Author contributions
SB, YL, LOE, NHS conceived of the study, defined the main outcomes and measures. SB, LOE, YL searched the literature to identify the publications to review and categorized the publications. SB, LOE, YL and NHS drafted the manuscript. SB designed the GPT-4 based screening strategy with input from DD. SB developed the NLP/NLU task and dimensions of evaluation framework. LOE developed the healthcare task framework. DD guided the creation and categorization of healthcare tasks. AC and AS guided the creation of NLP/NLU task categorization. JAF guided the creation of the dimensions of evaluation categorization, SK helped select HELM dimensions to reuse. MK refined the medical specialty categorization, and MW critiqued the review methodology and figure organization. LL and HH assessed the usefulness of the frameworks for other analyses. NRS guided LOE and YL on all aspects of performing systematic reviews. AM reviewed and edited the manuscript for framing the discussion. KS and TT assessed the relevance of the results for developing consensus LLM testing and evaluation guidance for CHAI. MAP critiqued the deployment concerns in health systems and reviewed the categories.

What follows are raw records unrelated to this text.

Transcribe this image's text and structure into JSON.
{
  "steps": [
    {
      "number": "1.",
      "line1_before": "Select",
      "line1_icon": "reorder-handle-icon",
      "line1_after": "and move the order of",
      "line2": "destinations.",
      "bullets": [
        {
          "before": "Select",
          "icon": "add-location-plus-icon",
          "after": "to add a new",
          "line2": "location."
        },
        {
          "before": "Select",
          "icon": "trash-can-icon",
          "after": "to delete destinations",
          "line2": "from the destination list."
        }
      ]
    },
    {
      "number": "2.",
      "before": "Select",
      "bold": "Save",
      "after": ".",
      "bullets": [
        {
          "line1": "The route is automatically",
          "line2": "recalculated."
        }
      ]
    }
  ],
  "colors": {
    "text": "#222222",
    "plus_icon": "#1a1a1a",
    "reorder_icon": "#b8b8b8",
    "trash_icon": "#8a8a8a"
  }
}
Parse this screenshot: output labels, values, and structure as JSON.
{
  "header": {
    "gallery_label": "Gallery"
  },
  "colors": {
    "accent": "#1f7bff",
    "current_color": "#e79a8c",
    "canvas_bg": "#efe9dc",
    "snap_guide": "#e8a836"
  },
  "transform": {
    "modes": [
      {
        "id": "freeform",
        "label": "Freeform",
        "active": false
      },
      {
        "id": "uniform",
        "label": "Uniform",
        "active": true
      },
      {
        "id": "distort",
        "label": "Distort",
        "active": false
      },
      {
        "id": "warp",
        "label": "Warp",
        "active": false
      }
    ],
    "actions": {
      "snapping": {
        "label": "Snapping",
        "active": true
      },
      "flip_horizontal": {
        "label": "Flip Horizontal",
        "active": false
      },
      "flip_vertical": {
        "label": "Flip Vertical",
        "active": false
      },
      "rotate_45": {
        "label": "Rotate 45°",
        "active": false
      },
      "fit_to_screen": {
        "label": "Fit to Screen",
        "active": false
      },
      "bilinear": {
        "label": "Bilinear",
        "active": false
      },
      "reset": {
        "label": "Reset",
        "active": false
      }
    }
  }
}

All authors reviewed, edited and approved of the final manuscript.
Data Availability
All data produced in the present study are available upon reasonable request to the authors
Supplement 1. Search terms for PubMed as of 02/19/2024
((“Large Language Model” [Title/Abstract] OR “ChatGPT” [Title/Abstract] OR “Generative AI” [Title/Abstract]) AND (“Health” [Title/Abstract] OR “Medical” [Title/Abstract] OR “Clinical” [Title/Abstract] OR “Medicine” [Title/Abstract]) AND (“Test” [Title/Abstract] OR “Evaluate” [Title/Abstract] OR “Performance” [Title/Abstract] OR “Assess” [Title/Abstract]))

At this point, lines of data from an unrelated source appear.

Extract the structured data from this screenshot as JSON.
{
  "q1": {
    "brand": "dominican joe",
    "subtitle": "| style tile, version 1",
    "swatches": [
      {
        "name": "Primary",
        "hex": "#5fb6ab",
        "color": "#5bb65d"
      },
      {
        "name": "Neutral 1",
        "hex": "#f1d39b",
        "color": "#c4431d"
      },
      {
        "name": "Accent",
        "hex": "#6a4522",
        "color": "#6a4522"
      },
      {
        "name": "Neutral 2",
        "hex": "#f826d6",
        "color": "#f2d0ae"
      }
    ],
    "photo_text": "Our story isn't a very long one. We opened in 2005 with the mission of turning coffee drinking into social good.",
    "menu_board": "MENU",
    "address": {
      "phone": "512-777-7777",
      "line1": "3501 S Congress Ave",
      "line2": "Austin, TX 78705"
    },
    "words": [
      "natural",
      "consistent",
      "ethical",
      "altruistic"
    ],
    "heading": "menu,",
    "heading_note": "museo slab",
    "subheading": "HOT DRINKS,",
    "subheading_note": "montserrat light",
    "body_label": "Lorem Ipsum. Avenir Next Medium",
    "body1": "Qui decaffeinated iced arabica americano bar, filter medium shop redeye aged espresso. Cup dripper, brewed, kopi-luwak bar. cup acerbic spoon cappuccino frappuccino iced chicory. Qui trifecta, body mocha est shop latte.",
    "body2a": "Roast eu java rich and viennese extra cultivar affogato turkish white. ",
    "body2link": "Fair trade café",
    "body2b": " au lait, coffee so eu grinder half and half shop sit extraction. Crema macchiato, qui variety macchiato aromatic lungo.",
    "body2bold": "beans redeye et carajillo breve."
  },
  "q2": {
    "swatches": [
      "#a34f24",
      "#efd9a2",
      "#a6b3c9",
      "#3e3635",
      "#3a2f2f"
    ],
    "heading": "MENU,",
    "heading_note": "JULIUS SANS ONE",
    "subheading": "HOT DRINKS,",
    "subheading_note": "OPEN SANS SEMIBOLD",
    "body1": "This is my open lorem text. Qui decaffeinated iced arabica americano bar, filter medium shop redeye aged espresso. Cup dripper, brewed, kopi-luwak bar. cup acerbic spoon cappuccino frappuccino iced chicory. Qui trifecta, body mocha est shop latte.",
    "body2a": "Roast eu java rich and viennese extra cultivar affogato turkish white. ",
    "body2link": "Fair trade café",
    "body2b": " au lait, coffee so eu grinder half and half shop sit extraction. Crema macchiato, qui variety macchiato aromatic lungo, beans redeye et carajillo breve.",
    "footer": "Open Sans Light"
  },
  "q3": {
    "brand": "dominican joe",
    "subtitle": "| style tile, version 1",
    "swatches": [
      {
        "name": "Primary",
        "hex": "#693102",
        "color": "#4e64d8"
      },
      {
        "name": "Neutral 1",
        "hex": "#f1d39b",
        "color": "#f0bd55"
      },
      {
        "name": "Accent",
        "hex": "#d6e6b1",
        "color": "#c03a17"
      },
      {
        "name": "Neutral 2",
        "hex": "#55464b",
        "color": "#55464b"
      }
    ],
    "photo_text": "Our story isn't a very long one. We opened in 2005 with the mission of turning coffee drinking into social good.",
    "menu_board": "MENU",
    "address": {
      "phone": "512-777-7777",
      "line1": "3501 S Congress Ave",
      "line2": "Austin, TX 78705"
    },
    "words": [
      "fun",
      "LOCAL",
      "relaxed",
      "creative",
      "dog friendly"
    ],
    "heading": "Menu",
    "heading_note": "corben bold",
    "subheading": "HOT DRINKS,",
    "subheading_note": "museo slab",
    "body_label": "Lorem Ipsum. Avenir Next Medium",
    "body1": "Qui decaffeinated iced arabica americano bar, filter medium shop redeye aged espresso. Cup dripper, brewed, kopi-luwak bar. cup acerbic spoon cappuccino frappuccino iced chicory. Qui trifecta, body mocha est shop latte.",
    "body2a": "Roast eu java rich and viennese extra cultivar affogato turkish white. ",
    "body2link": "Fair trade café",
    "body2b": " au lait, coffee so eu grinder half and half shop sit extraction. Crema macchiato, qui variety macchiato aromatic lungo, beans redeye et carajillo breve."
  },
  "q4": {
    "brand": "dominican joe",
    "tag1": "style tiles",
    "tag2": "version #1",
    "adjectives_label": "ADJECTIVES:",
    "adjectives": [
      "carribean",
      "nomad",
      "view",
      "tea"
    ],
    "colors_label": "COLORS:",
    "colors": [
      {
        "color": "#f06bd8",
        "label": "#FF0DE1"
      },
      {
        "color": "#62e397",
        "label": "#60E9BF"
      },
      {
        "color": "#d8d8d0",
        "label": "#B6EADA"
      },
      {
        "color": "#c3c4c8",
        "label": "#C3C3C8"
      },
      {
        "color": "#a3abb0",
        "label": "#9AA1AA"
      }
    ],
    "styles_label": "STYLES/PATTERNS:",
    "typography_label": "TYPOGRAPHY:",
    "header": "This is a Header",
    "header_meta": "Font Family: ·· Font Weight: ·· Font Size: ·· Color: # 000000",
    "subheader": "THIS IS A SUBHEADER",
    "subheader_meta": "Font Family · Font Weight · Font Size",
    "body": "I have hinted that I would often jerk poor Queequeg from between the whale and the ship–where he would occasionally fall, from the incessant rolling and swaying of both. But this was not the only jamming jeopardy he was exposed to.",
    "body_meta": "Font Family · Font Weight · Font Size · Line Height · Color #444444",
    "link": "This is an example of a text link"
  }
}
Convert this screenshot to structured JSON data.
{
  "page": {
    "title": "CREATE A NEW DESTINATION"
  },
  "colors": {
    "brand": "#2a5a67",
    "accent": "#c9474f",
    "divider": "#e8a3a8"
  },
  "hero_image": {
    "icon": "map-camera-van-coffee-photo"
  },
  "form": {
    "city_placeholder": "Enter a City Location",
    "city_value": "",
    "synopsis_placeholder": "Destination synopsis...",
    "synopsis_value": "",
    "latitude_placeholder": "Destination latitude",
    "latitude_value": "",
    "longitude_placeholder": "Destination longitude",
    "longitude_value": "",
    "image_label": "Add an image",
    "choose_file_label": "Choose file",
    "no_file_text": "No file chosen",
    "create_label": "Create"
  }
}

Search terms for Web of science as of 02/19/2024
(TS=(“Large Language Model” OR “ChatGPT” OR “Generative AI”)
AND
TS=(“Health” OR “Medical” OR “Clinical” OR “Medicine”)
AND
TS=(“Test” OR “Evaluate” OR “Performance” OR “Assess”))

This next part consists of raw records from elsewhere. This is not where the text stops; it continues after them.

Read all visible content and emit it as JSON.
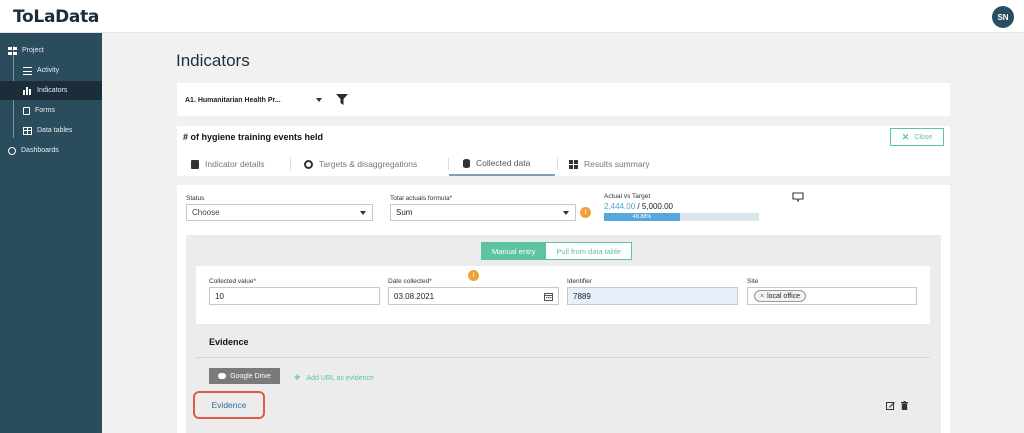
{
  "app": {
    "logo": "ToLaData",
    "avatar_initials": "SN"
  },
  "sidebar": {
    "items": [
      {
        "label": "Project",
        "icon": "grid-icon",
        "level": "top",
        "active": false
      },
      {
        "label": "Activity",
        "icon": "list-icon",
        "level": "sub",
        "active": false
      },
      {
        "label": "Indicators",
        "icon": "bar-chart-icon",
        "level": "sub",
        "active": true
      },
      {
        "label": "Forms",
        "icon": "form-icon",
        "level": "sub",
        "active": false
      },
      {
        "label": "Data tables",
        "icon": "table-icon",
        "level": "sub",
        "active": false
      },
      {
        "label": "Dashboards",
        "icon": "dashboard-icon",
        "level": "top",
        "active": false
      }
    ]
  },
  "page": {
    "title": "Indicators"
  },
  "filter": {
    "indicator_select": "A1. Humanitarian Health Pr..."
  },
  "indicator": {
    "name": "# of hygiene training events held",
    "close_label": "Close",
    "tabs": [
      {
        "label": "Indicator details",
        "icon": "clipboard-icon",
        "active": false
      },
      {
        "label": "Targets & disaggregations",
        "icon": "target-icon",
        "active": false
      },
      {
        "label": "Collected data",
        "icon": "database-icon",
        "active": true
      },
      {
        "label": "Results summary",
        "icon": "tiles-icon",
        "active": false
      }
    ]
  },
  "collected": {
    "status_label": "Status",
    "status_value": "Choose",
    "formula_label": "Total actuals formula*",
    "formula_value": "Sum",
    "formula_badge": "!",
    "avt_label": "Actual vs Target",
    "actual": "2,444.00",
    "target": "/ 5,000.00",
    "progress_percent": 48.88,
    "progress_text": "48.88%",
    "colors": {
      "accent": "#5cc4a1",
      "progress": "#56a8dc",
      "warning": "#f0a23a",
      "highlight": "#e05a4b"
    }
  },
  "entry": {
    "mode_manual": "Manual entry",
    "mode_pull": "Pull from data table",
    "collected_value_label": "Collected value*",
    "collected_value": "10",
    "date_label": "Date collected*",
    "date_badge": "!",
    "date_value": "03.08.2021",
    "identifier_label": "Identifier",
    "identifier_value": "7889",
    "site_label": "Site",
    "site_chip": "local office"
  },
  "evidence": {
    "title": "Evidence",
    "google_drive": "Google Drive",
    "add_url": "Add URL as evidence",
    "link_label": "Evidence"
  }
}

Supplement 2. Prompts used to extract and assign categories for human review
Prompt 1
“You are assisting in a systematic review of large language models in healthcare. Summarize the {entity_type} mentioned in this research abstract in 25 words”
Prompt 2
“Using the generated summaries, identify and categorize the following text based on {entity_type}:\n\n{text}\n\nCategories:”
Where entity_type can be NLP task, medical specialty or metric and categories is the list of possible values for each entity_type to make categorization into, for the NLP task, metric and medical specialty.
Acknowledgements
We thank Nicholas Chedid for extensive guidance in the development of the healthcare task categorization.
Footnotes
We made minor edits to the content of the document, based off peer review.